Obst, Gemüse, Milchprodukte, Fleisch, Wurst, Fisch bis hin zu Wein, Nudeln, Schokolade und Seife – das Angebot der Bauernkiste ist stetig gewachsen. Geliefert wird, was saisonal in Tirol verfügbar ist. „Das Geld geht vom Kunden direkt an die Bauern bzw. an die Hersteller; ich erhalte eine Provision für das Bereitstellen einer Plattform für den Direktvertrieb“, schildert Fiegl ihr Geschäftsmodell. Zuletzt wurden im Jahr Waren im Wert von 1,5 Mio. Euro umgesetzt.
Dabei haftete Jung-Therese keinerlei Stallgeruch an, als die Innsbruckerin in den 80er-Jahren Agrarökonomie an der Universität für Bodenkultur (Boku) in Wien zu studieren begann. „Ich stamme aus einer Ärztefamilie. Ich wollte einfach etwas ganz anderes machen“, sagt die heute 51-Jährige retrospektiv.
Mit dem Studium entwickelte sich das Gespür für die heimische Landwirtschaft – genauer gesagt für deren Hauptproblem: einen vertretbaren Ertrag für die Produkte zu erwirtschaften. „Qualität darf ihren Preis haben“, lautet Fiegls Maxime, die sie gleich noch einmal unterstreicht: „Die Qualität der Produkte aus unseren kleinen Betrieben schlägt jene aus landwirtschaftlicher Massenproduktion um Längen.“
Über den Preisverfall im Milchsektor kann die promovierte Diplomingenieurin nur den Kopf schütteln. „In Tirol werden pro Jahr mehr als 40 Millionen Nächtigungen von Touristen verzeichnet. Würde jedes Hotel seinen Gästen Tiroler Milch anbieten, könnten die Bauern gut leben.“
Dieses Miteinander ist es, das Fiegl in ihrer Heimat mitunter vermisst. „Eine intakte Kulturlandschaft muss dem Tourismus und natürlich auch uns allen, die wir hier leben, etwas wert sein; schließlich sind wir auch stolz auf unser Land und profitieren von dessen Schönheit.“
Die Alternative dazu mag sich Fiegl gar nicht ausmalen. „Zahlt es sich für die Bauern nicht mehr aus, landwirtschaftliche Flächen zu bewirtschaften, dann wachsen sie rasch zu. Das würde dem touristischen Auftritt Tirols schaden, gerade jetzt, da die Alpen als Sehnsuchtsort gelten, an dem die Welt relativ heil geblieben ist.“
Jemand wie Fiegl, die sich, noch dazu als Frau, in der Tiroler Agrarszene etablieren konnte, ist natürlich auch für die Politik interessant. Doch da winkt sie ab: „Es gab einmal eine Anfrage des ÖVP-Bauernbunds, ob ich für den Landtag kandidieren will.“
Fiegl will sich aber politisch weder festlegen noch vereinnahmen lassen. „Natürlich haftet mir ein Öko-Image an, weil ich mich auch gegen den Transit engagiert habe“, sagt sie. Doch sie ist Mitglied bei keiner Partei und findet Papst Franziskus gleichermaßen gut wie den neuen SPÖ-Bundeskanzler Christian Kern.
Eine politische Botschaft wird von Fiegls Geschäft (mit ausgewählten Tiroler Produkten) in der Innsbruck Altstadt demnächst allerdings ausgehen. „Ich werde dort eine Woche vor der Präsidentenwahl ein Plakat Alexander Van der Bellens anbringen. Wie schon vor der letzten Stichwahl.“ Die Inhaberin sieht das als Statement gegen nationalistisches Denken und eine „Mir-sein-mir-Mentalität“.

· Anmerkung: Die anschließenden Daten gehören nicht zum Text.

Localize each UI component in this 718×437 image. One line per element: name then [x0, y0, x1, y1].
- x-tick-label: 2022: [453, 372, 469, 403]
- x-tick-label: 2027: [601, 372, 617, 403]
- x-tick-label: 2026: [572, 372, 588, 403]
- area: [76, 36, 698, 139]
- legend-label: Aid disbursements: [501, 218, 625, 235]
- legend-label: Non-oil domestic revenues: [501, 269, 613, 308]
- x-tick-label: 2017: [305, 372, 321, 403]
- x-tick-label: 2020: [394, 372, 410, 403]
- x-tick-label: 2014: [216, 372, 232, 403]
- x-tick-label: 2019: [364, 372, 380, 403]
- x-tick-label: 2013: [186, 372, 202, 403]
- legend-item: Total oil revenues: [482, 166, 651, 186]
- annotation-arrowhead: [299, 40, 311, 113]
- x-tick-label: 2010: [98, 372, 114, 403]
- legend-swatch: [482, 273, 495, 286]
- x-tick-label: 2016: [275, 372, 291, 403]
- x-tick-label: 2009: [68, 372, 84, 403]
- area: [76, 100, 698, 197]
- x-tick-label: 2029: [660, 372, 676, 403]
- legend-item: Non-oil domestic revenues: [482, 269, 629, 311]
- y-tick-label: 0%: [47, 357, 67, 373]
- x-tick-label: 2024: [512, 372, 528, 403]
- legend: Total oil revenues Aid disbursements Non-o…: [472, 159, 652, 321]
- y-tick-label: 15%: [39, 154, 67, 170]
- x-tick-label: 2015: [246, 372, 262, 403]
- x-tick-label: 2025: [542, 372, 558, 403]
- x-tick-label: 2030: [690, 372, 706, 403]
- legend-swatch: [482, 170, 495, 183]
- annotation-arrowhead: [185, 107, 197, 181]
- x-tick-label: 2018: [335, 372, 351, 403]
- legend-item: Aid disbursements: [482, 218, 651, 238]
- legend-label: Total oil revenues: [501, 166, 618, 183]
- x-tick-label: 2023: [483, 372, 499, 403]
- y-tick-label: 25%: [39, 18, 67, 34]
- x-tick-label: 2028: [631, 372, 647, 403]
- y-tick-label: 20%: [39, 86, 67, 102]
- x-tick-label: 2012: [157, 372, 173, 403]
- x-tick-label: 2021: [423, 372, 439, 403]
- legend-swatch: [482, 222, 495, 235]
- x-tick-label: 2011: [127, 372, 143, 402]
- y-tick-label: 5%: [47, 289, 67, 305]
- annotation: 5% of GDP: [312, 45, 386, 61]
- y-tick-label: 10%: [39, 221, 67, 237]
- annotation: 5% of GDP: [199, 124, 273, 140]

Fiegl ist vierfache Mutter. Drei Kinder sind erwachsen und haben das elterliche Nest in Innsbruck schon verlassen. „Mein Mann, selbst Unternehmer, hat mich fachlich unterstützt, aber auch im Haushalt und mit den Kindern, sonst wäre mein berufliches Engagement nicht möglich gewesen“, ist sie überzeugt.
Besagten Gespons, Martin mit Namen, hat Therese übrigens nicht auf der Boku kennen gelernt. „Obwohl dort kein Mangel an Männern herrschte“, wie sie lachend anmerkt. Männer überdies, die wohlbestallt auf Brautschau gingen. „Beim Boku-Ball gab es Studenten, die unter dem Revers ihrer Sakkos Aufkleber angebracht hatten, auf denen die Hektargröße ihrer Landwirtschaften stand“, erinnert sie sich.
Jetzt aber ist es an der Zeit, sich dem Tagesgeschäft zu widmen. Und da gibt es im Hause Fiegl einen Fixpunkt: „Bei uns wird um 14 Uhr zu Mittag gegessen, ich koche jeden Tag selbst.“ Die Zutaten für die Speisen sind klarerweise vorgegeben: Produkte aus der Bauernkiste. Deren Chefin ist Qualitätstesterin in eigener Sache.